L’Italie, en tant que membre de l’Union européenne, a exprimé son soutien à une solution négociée, renforçant l’alignement des deux pays sur les questions de paix et de stabilité.
La visite au Vatican, prévue jeudi 24 juillet, où le président Tebboune rencontrera le Pape Léon XIV, ajoute une dimension humanitaire et spirituelle à cette visite. Cette audience, rare pour un chef d’État algérien, témoigne de l’importance accordée par l’Algérie au dialogue interreligieux et à la promotion de la paix. Le Vatican, acteur influent dans la diplomatie mondiale, pourrait amplifier les messages de l’Algérie sur des questions comme la justice sociale et la coexistence pacifique.
Un partenariat ancré dans l’histoire
Les relations algéro-italiennes ne datent pas d’aujourd’hui. Dès les années 1950, l’Italie a soutenu la lutte pour l’indépendance algérienne, un geste qui a forgé des liens indéfectibles.
L’accord gazier de 1977, qui a permis la construction du gazoduc Transmed, a marqué le début d’une coopération énergétique stratégique. Depuis, les deux pays ont multiplié les partenariats, de la pétrochimie à l’industrie automobile, en passant par la formation professionnelle et la recherche scientifique.
Sous la présidence de Tebboune, cette relation s’est intensifiée. Depuis 2019, plusieurs projets d’envergure ont vu le jour, notamment dans le secteur énergétique avec ENI et Sonatrach et dans l’industrie avec des partenariats comme celui entre Fiat et des entreprises algériennes pour la production de véhicules. Ces initiatives s’inscrivent dans la vision de l’Algérie de diversifier son économie, longtemps dépendante des hydrocarbures, et de l’Italie de sécuriser son approvisionnement énergétique tout en diversifiant ses partenaires commerciaux.
Perspectives pour l’avenir
La visite du président Tebboune en Italie ouvre de nouvelles perspectives pour un partenariat qualifié d’« exemplaire » par les deux parties.
Les accords signés lors du sommet intergouvernemental et du Forum d’affaires, combinés aux discussions stratégiques, positionnent l’Algérie et l’Italie comme des acteurs clés dans la région méditerranéenne.
« Cette visite reflète la profondeur des relations historiques et des liens d’amitié enracinés entre nos deux pays », a conclu le président Tebboune.

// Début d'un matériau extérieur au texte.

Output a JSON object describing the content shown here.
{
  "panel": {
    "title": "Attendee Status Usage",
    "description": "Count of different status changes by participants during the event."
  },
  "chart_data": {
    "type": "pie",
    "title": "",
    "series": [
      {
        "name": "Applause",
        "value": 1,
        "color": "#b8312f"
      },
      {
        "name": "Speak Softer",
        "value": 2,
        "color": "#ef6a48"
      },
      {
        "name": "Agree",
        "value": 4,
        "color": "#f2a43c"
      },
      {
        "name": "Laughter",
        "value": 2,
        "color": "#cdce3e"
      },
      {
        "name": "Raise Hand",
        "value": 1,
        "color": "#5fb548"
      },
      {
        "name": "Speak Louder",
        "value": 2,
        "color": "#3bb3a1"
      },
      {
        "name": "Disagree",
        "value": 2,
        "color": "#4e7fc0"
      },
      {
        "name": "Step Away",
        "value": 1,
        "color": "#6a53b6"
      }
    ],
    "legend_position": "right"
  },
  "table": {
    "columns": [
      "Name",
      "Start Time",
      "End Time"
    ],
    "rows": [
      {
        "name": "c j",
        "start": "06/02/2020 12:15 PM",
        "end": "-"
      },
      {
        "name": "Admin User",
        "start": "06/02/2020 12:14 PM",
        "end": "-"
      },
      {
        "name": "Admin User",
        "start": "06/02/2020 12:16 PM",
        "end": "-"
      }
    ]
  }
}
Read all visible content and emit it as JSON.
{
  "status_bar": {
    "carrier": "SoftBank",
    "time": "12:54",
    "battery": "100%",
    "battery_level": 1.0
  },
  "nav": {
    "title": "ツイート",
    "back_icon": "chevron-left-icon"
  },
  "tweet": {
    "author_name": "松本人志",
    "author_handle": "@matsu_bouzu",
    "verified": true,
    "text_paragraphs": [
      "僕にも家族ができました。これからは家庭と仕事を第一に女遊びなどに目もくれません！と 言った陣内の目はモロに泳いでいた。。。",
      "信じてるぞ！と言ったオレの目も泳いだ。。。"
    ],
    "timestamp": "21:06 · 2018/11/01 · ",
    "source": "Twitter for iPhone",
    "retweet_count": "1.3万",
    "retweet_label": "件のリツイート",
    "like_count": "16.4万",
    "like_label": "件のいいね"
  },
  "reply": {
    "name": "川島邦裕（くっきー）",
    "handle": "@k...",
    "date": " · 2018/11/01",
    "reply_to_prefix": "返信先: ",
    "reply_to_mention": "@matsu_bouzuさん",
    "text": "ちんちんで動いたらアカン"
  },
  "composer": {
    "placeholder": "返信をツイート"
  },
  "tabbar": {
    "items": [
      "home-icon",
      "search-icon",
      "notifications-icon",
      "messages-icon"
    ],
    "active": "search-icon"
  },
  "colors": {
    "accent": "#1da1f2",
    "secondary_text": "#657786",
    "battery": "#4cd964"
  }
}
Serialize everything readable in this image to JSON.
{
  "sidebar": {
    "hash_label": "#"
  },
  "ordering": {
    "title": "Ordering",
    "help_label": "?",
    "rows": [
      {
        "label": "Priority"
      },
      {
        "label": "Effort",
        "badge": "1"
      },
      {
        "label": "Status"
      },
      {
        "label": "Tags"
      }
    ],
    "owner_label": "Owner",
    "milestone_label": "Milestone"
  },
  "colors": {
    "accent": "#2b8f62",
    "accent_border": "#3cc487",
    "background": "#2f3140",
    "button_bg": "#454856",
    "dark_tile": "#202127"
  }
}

À l’heure où l’Europe cherche à réduire sa dépendance énergétique vis-à-vis de certaines régions instables, l’Algérie se positionne comme un partenaire fiable. De son côté, l’Italie, avec son expertise technologique et son influence au sein de l’Union européenne, offre à l’Algérie des opportunités pour moderniser son économie et renforcer son attractivité. Ce partenariat, ancré dans la complémentarité, pourrait redéfinir les équilibres régionaux, tout en contribuant à la stabilité et à la prospérité en Méditerranée.
En conclusion, la visite officielle du président Tebboune en Italie, marquée par des engagements concrets et une vision commune et consacre l’Algérie et l’Italie comme des partenaires stratégiques dans un monde en mutation. De l’énergie à la diplomatie, en passant par l’économie et la culture, cette alliance méditerranéenne s’annonce comme un modèle de coopération pour les années à venir.